Beyond the grief, what has happened has put her parents on a mission to get better labeling on non-food items. Her mother says, “Our main concern was food. Toothpaste was never ever a threat to Denise, so what we’ve learned now is that it’s not mandated for non-food items to note allergens on their products.” 

Denise’s family knows that the best part of her lives on. She was an organ donor, and her heart was placed with a 9-year-old child, and her parents are happy to know that her heart is beating still.   The family also discovered how supportive strangers could be. They closed their GoFundMe campaign when they more than doubled their funding goal.

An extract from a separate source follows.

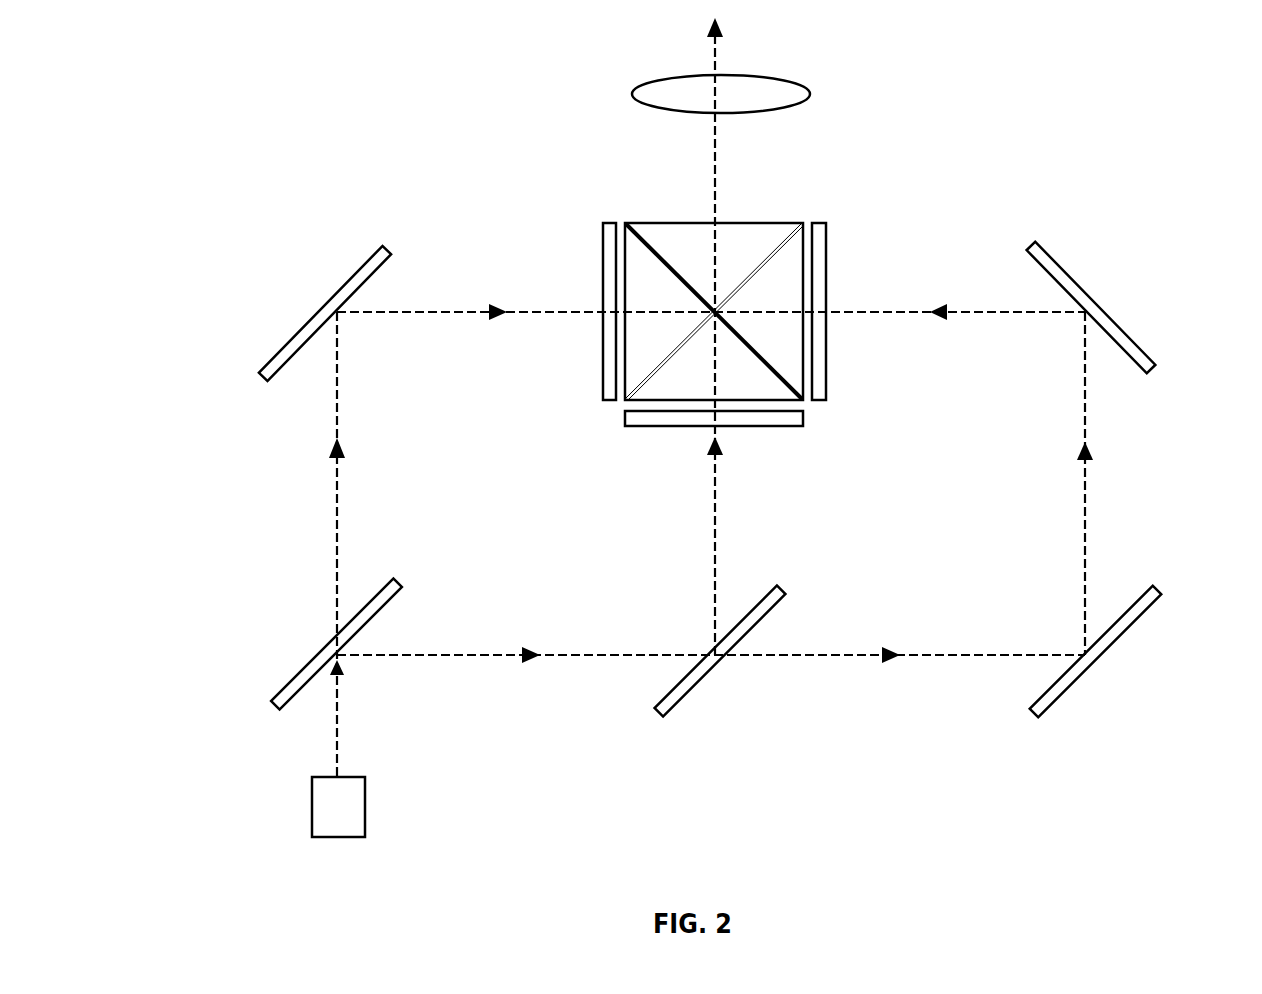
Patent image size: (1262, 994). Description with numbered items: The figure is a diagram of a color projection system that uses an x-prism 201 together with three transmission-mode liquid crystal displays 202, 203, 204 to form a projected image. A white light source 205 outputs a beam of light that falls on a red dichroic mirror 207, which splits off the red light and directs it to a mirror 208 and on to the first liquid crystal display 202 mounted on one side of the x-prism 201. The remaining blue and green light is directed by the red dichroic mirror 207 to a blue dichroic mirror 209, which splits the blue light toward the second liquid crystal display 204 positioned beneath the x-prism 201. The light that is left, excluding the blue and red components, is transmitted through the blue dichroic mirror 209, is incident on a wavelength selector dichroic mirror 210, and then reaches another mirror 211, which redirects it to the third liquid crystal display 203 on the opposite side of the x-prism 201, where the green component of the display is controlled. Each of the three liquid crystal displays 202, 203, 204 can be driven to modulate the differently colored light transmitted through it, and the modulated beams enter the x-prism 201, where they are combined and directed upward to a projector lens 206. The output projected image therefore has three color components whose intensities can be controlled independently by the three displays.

The packaging on the toothpaste did indicate there was a milk-derived ingredient, but Monique says it was quite tiny. The company has offered sympathy to the family and released this statement: 

“We are aware of a story on social media and various press sites regarding MI Paste® ONE. Our heartfelt sympathies go out to the family for their devastating loss. GC America takes product labeling and product safety very seriously and our MI Paste® products have had an exceptional safety profile in North America since sales began in 2004. MI Paste® ONE packaging and tube specifically warn, on all four sides and on both the front and back of the tube, that it contains milk protein. We are continuing to look into this matter.”